Silicon–Halogen Bond Activation in Mixed Si/Al Compounds and an Approach to Intramolecular Stabilized Silylium Ions

Abstract

Alkenylchlorosilanes functionalized by coordinatively unsaturated Al atoms, R′′(R′)Si(Cl)C(AltBu2)=C(H)R 5 [R = tBu, cHex, 1‐Ad, Ph, 3,5‐(F3C)2C6H3; R′ = Mes, Ph, 4‐tBuC6H4, 4‐tBuOC6H4, 4‐Et2NC6H4, tBu; R′′ = Mes, CH(SiMe3)2, tBu], were obtained in good yields by hydroalumination of the respective alkynylchlorosilanes R′′(R′)Si(Cl)C≡C‐R 3 with tBu2Al‐H. They feature four‐membered, close to planar SiCAlCl heterocycles by intramolecular Al–Cl interactions.
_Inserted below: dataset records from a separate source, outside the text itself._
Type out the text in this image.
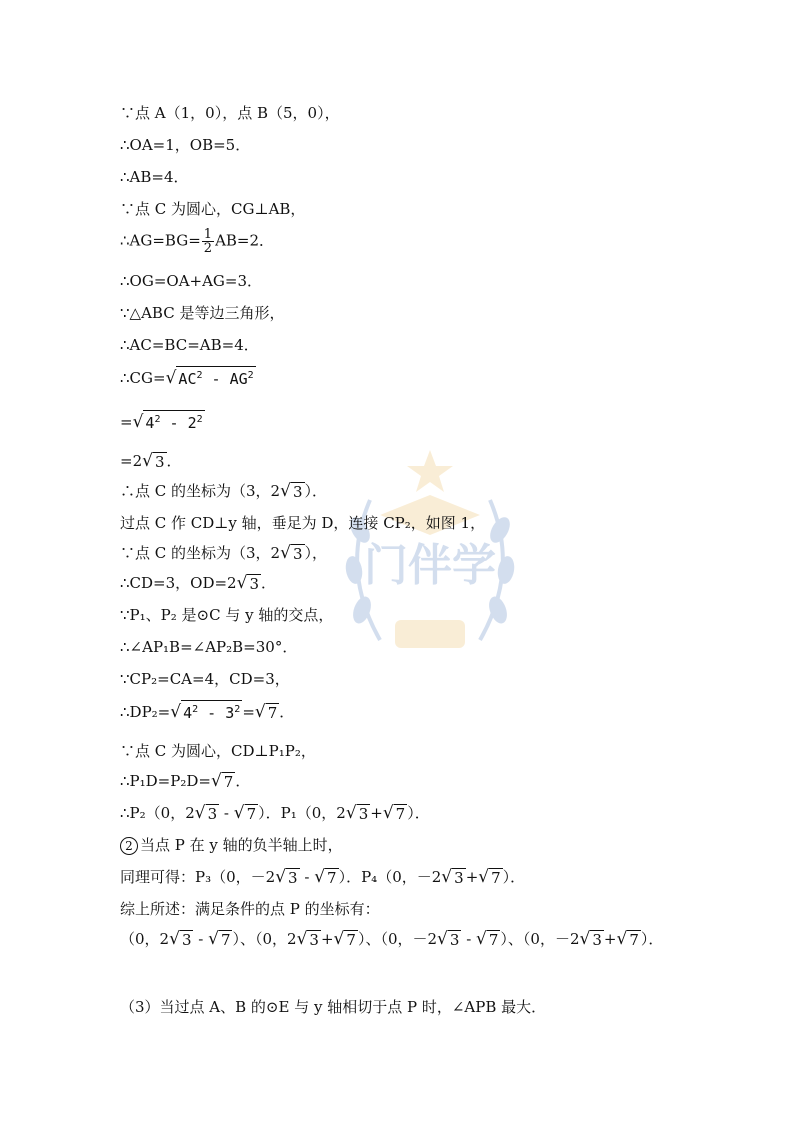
门伴学
∵点 A（1，0），点 B（5，0），
∴OA=1，OB=5．
∴AB=4．
∵点 C 为圆心，CG⊥AB，
∴AG=BG= $\frac{1}{2} AB=2$．
∴OG=OA+AG=3．
∵△ABC 是等边三角形，
∴AC=BC=AB=4．
∴CG= √ $AC^2 - AG^2$
= √ $4^2 - 2^2$
=2 √ 3 ．
∴点 C 的坐标为（3，2 √ 3 ）．
过点 C 作 CD⊥y 轴，垂足为 D，连接 CP₂，如图 1，
∵点 C 的坐标为（3，2 √ 3 ），
∴CD=3，OD=2 √ 3 ．
∵P₁、P₂ 是⊙C 与 y 轴的交点，
∴∠AP₁B=∠AP₂B=30°．
∵CP₂=CA=4，CD=3，
∴DP₂= √ $4^2 - 3^2$ = √ 7 ．
∵点 C 为圆心，CD⊥P₁P₂，
∴P₁D=P₂D= √ 7 ．
∴P₂（0，2 √ 3 - √ 7 ）．P₁（0，2 √ 3 + √ 7 ）．
2 当点 P 在 y 轴的负半轴上时，
同理可得：P₃（0，－2 √ 3 - √ 7 ）．P₄（0，－2 √ 3 + √ 7 ）．
综上所述：满足条件的点 P 的坐标有：
（0，2 √ 3 - √ 7 ）、（0，2 √ 3 + √ 7 ）、（0，－2 √ 3 - √ 7 ）、（0，－2 √ 3 + √ 7 ）．
（3）当过点 A、B 的⊙E 与 y 轴相切于点 P 时，∠APB 最大．
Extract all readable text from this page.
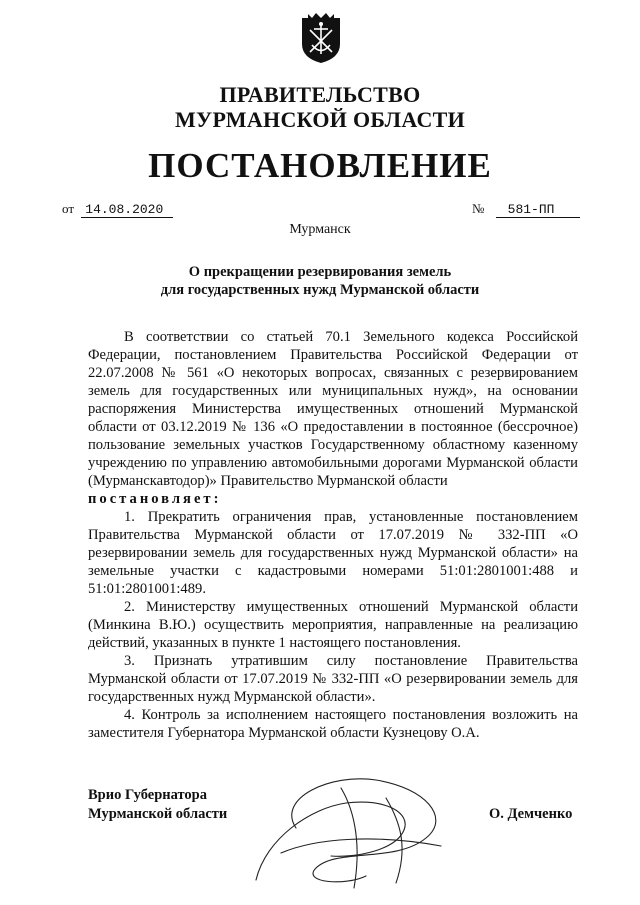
ПРАВИТЕЛЬСТВО
МУРМАНСКОЙ ОБЛАСТИ
ПОСТАНОВЛЕНИЕ
от 14.08.2020	№ 581-ПП
Мурманск
О прекращении резервирования земель
для государственных нужд Мурманской области

В соответствии со статьей 70.1 Земельного кодекса Российской Федерации, постановлением Правительства Российской Федерации от 22.07.2008 № 561 «О некоторых вопросах, связанных с резервированием земель для государственных или муниципальных нужд», на основании распоряжения Министерства имущественных отношений Мурманской области от 03.12.2019 № 136 «О предоставлении в постоянное (бессрочное) пользование земельных участков Государственному областному казенному учреждению по управлению автомобильными дорогами Мурманской области (Мурманскавтодор)» Правительство Мурманской области

постановляет:

1. Прекратить ограничения прав, установленные постановлением Правительства Мурманской области от 17.07.2019 № 332-ПП «О резервировании земель для государственных нужд Мурманской области» на земельные участки с кадастровыми номерами 51:01:2801001:488 и 51:01:2801001:489.

2. Министерству имущественных отношений Мурманской области (Минкина В.Ю.) осуществить мероприятия, направленные на реализацию действий, указанных в пункте 1 настоящего постановления.

3. Признать утратившим силу постановление Правительства Мурманской области от 17.07.2019 № 332-ПП «О резервировании земель для государственных нужд Мурманской области».

4. Контроль за исполнением настоящего постановления возложить на заместителя Губернатора Мурманской области Кузнецову О.А.

Врио Губернатора
Мурманской области	О. Демченко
The activation of the Si–Cl bonds results in bond lengthening from about 209 pm in 3 to 220 to 225 pm in compounds 5. The 29Si NMR resonances show an increasing shift to a lower field and range from δ = 24.0 for 5a [R = tBu, R′ = R′′ = Mes] to δ = 68.1 for 5j [R = R′ = R′′ = tBu]. The latter value approaches those of solvent coordinated silyl cations such as Et3Si(C6H5Me)+. The related fluorides R′(tBuC≡C)Si(F)C(AltBu2)C = C(H)tBu 9 (R′ = Ph, Mes) were similarly obtained by hydroalumination of alkynylsilanes R′Si(F)(C≡C‐tBu)2 8. Compounds 9 are dimeric via Si–F–Al bridges and form eight‐membered C2Al2Si2F2 heterocycles. The 29Si NMR shifts of δ = –4.7 and –14.7 and Si–F bond lengths of about 170 pm indicate the presence of four‐coordinate, covalently bound Si atoms. Treatment of 8a with two equivalents of tBu2Al‐H led to H/F exchange and formation of tBu2Al‐F which is coordinated by monomeric 9a via Si–F–Al and Al–F–Al bridges to form a six‐membered SiCAlFAlF heterocycle.